The sensitivity of nitrifying bacteria to acidic conditions is a well-known phenomenon and generally attributed to the lack and/or toxicity of substrates (NH₃ and HNO₂) with decreasing pHs. In contrast, we observed strong nitrification at a pH around 4 in biofilms grown on chalk particles and investigated the following hypotheses: the presence of less acidic microenvironments and/or the existence of acid-tolerant nitrifiers. Microelectrode measurements (in situ and under various experimental conditions) showed no evidence of a neutral microenvironment, either within the highly active biofilm colonizing the chalk surface or within a control biofilm grown on a nonbuffering (i.e., sintered glass) surface under acidic pH. A 16S rRNA approach (clone libraries and fluorescence in situ hybridizations) did not reveal uncommon nitrifying (potentially acid-tolerant) strains.

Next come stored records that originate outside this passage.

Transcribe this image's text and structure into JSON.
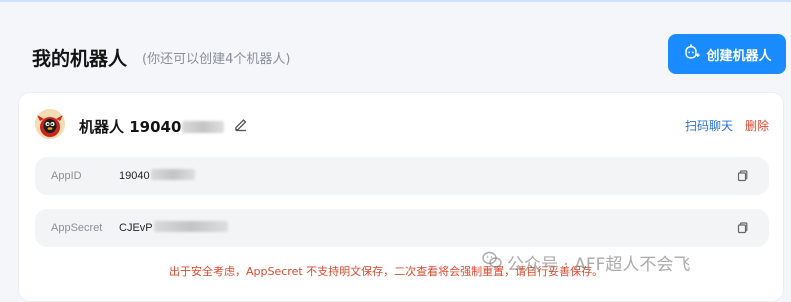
{
  "header": {
    "title": "我的机器人",
    "subtitle": "(你还可以创建4个机器人)",
    "create_button": "创建机器人",
    "create_icon": "robot-plus-icon"
  },
  "bot": {
    "name": "机器人 19040",
    "avatar": "qq-penguin-avatar",
    "actions": {
      "scan_chat": "扫码聊天",
      "delete": "删除"
    },
    "fields": [
      {
        "label": "AppID",
        "value": "19040"
      },
      {
        "label": "AppSecret",
        "value": "CJEvP"
      }
    ],
    "warning": "出于安全考虑，AppSecret 不支持明文保存，二次查看将会强制重置，请自行妥善保存。"
  },
  "watermark": {
    "text": "公众号 · AFF超人不会飞",
    "icon": "wechat-icon"
  },
  "colors": {
    "accent": "#1b8cff",
    "link": "#2b6fd6",
    "danger": "#e0492f",
    "background": "#f4f6fa"
  }
}
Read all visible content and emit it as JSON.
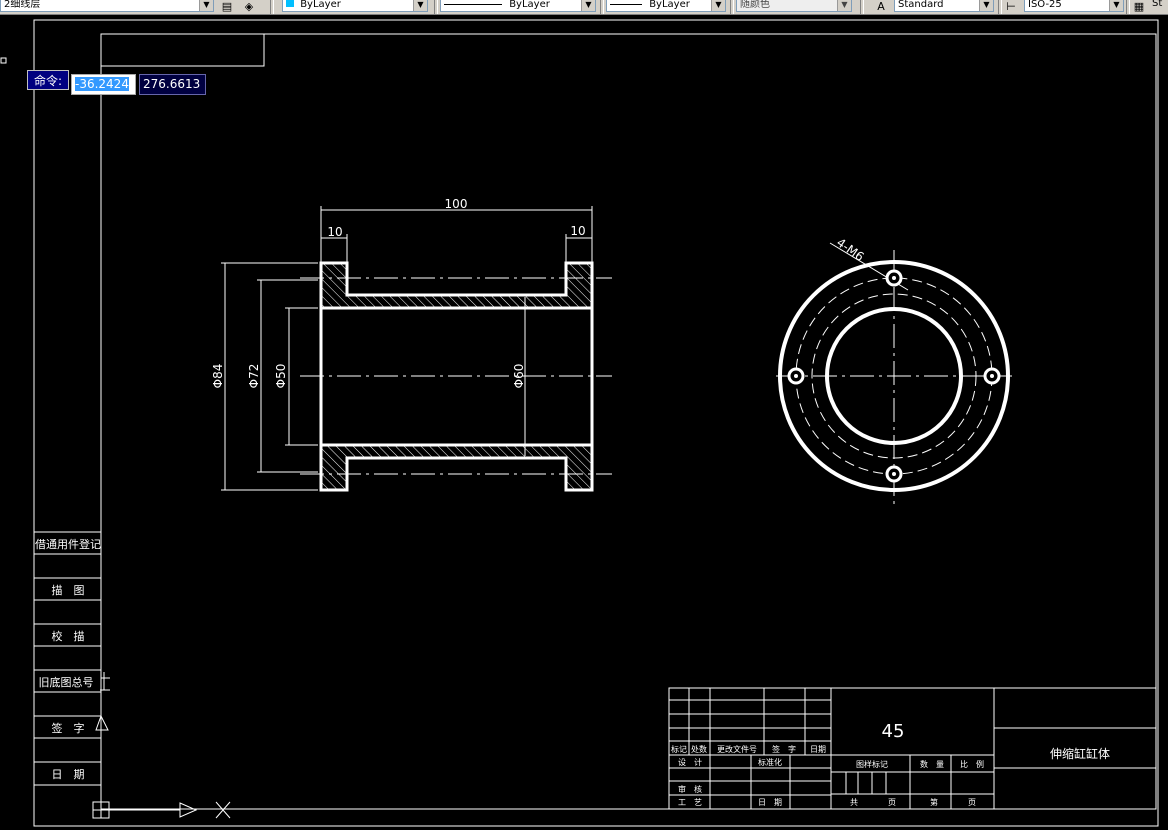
{
  "toolbar": {
    "layer": "2细线层",
    "color": "ByLayer",
    "linetype": "ByLayer",
    "lineweight": "ByLayer",
    "plotstyle": "随颜色",
    "text_style": "Standard",
    "dim_style": "ISO-25",
    "end_text": "St"
  },
  "command": {
    "label": "命令:",
    "x_value": "-36.2424",
    "y_value": "276.6613"
  },
  "drawing": {
    "dims": {
      "overall_length": "100",
      "left_flange": "10",
      "right_flange": "10",
      "dia84": "Φ84",
      "dia72": "Φ72",
      "dia50": "Φ50",
      "dia60": "Φ60",
      "holes": "4-M6"
    },
    "side_table": {
      "r1": "借通用件登记",
      "r2": "描　图",
      "r3": "校　描",
      "r4": "旧底图总号",
      "r5": "签　字",
      "r6": "日　期"
    },
    "title_block": {
      "material": "45",
      "part_name": "伸缩缸缸体",
      "h_mark": "标记",
      "h_count": "处数",
      "h_doc": "更改文件号",
      "h_sign": "签　字",
      "h_date": "日期",
      "design": "设　计",
      "standard": "标准化",
      "check": "审　核",
      "process": "工　艺",
      "date": "日　期",
      "stage_mark": "图样标记",
      "weight": "数　量",
      "scale": "比　例",
      "total": "共",
      "page1": "页",
      "sheet": "第",
      "page2": "页"
    }
  }
}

Instead, we found a strongly acidic microenvironment, evidence for a clear adaptation to the low pH in situ, and the presence of nitrifying populations related to subgroups with low K_ms for ammonia (Nitrosopira spp., Nitrosomonas oligotropha, and Nitrospira spp.). Acid-consuming (chalk dissolution) and acid-producing (ammonia oxidation) processes are equilibrated on a low-pH steady state that is controlled by mass transfer limitation through the biofilm. Strong affinity to ammonia and possibly the expression of additional functions, e.g., ammonium transporters, are adaptations that allow nitrifiers to cope with acidic conditions in biofilms and other habitats.